Homeless alcoholics are receiving alcohol on the taxpayer’s dime in San Francisco, California, to the tune of $5 million every year.
The city provides the substance to addicts as part of a “managed alcohol program,” according to multiple outlets, including the U.K.’s Daily Mail and the San Francisco Chronicle. The objective of the initiative is providing residents with alcohol in a manner that helps to break their addiction.
Alice Moughamian, a nurse manager for the program, touted the benefits it offers to “clients” in a video presentation that was shared Friday by another user on X.
San Francisco’s managed alcohol program provides homeless alcoholics with housing, meals, activities (including crafts and outings to Giants games), and a quantity of alcoholic beverages determined by their “need and desire,” with no expectation of reducing consumption. With a… pic.twitter.com/2lsuwKzbOG
— Laura Powell (@LauraPowellEsq) May 10, 2024
“What makes a managed alcohol program unique is that we actually provide measured and regulated doses of beverage alcohol, usually in the form of vodka or beer, to people with severe alcohol use disorder,” she commented.

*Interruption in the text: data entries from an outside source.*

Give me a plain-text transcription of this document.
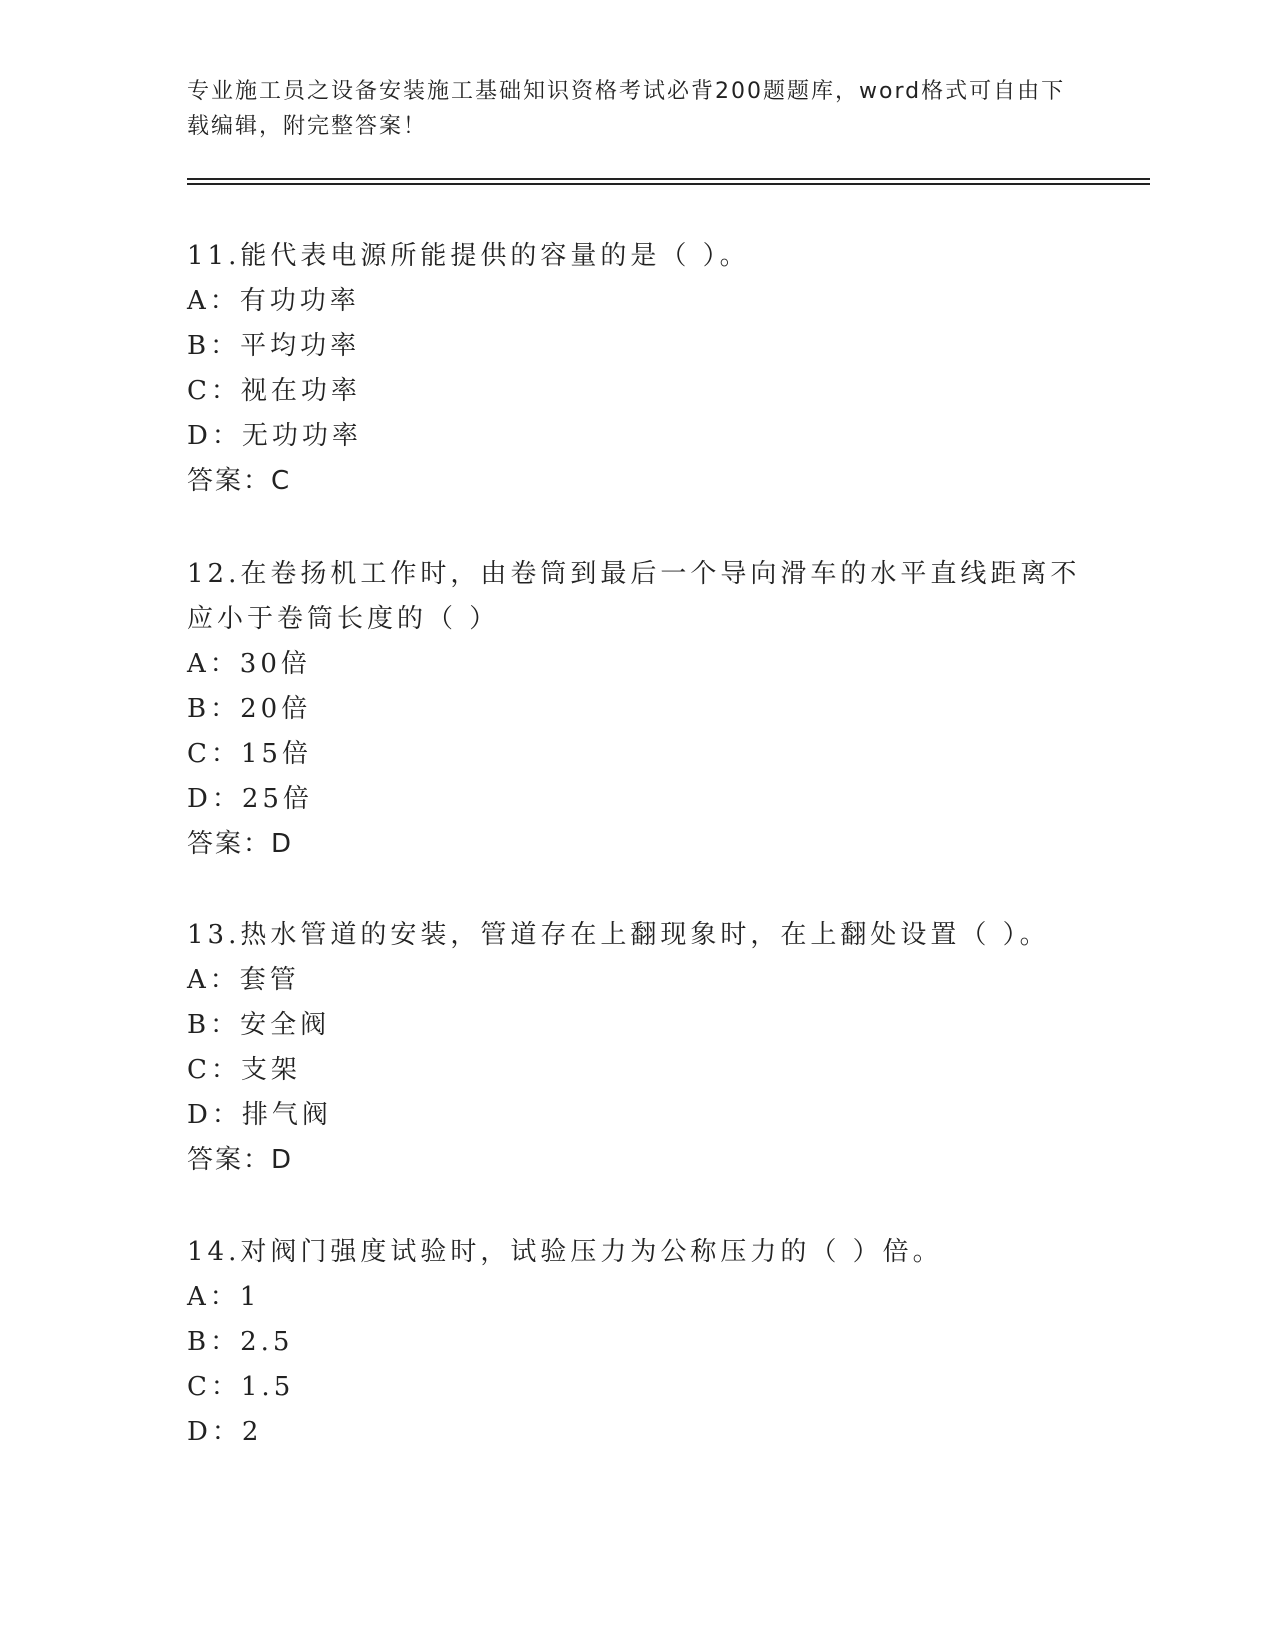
专业施工员之设备安装施工基础知识资格考试必背200题题库，word格式可自由下载编辑，附完整答案！
11.能代表电源所能提供的容量的是（ ）。
A：有功功率
B：平均功率
C：视在功率
D：无功功率
答案：C
12.在卷扬机工作时，由卷筒到最后一个导向滑车的水平直线距离不应小于卷筒长度的（ ）
A：30倍
B：20倍
C：15倍
D：25倍
答案：D
13.热水管道的安装，管道存在上翻现象时，在上翻处设置（ ）。
A：套管
B：安全阀
C：支架
D：排气阀
答案：D
14.对阀门强度试验时，试验压力为公称压力的（ ）倍。
A：1
B：2.5
C：1.5
D：2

Lead physician Dr. Tanya Majumder further cited the program’s commitment to the “autonomy” of chronic, severe alcoholics in the same presentation.
Here the lead physician for SF’s managed alcohol program (MAP) explains how they justify giving alcohol to alcoholics ethically. They simply do not consider abstaining from alcohol as a possibility. Instead, they allow patients to exercise “autonomy” by making their own choices. pic.twitter.com/TPVjswpwe5
— Laura Powell (@LauraPowellEsq) May 11, 2024
The program operates within the confines of a converted hotel. Nurses offer vodka, beer, and other beverages multiple times per day in accordance with the needs of each homeless person.
Adam Nathan, who chairs the Salvation Army’s advisory board in San Francisco and leads a technology company, described seeing kegs set up to provide the afflicted with free beer.
The location is an old hotel in SOMA. Inside the lobby, they had a kegs set up to taps where they were basically giving out free beer to the homeless who’ve been identified with AUD (Alcohol Use Disorder).
— Adam Nathan • blaze.ai (@adampnathan) May 8, 2024
Alcoholics are invited to obtain drinks from a program nurse as many as four times each day, according to the Daily Mail.
Majumder said during her presentation that the initiative emphasizes “patient preference” over “physician preference.”
Should cities give free alcohol to homeless residents?
The program started in 2020, according to Yahoo, when homeless people were allowed to stay in hotels amid the spread of COVID.
The capacity of the program has since doubled. The city now offers 20 beds in the former hotel.
San Francisco Mayor London Breed has criticized her city’s use of safe injection sites, in which drug users receive clean needles and are allowed to take the substances under controlled conditions.
The mayor slammed the so-called strategy of harm reduction as “not reducing harm” in February, according to the San Francisco Standard.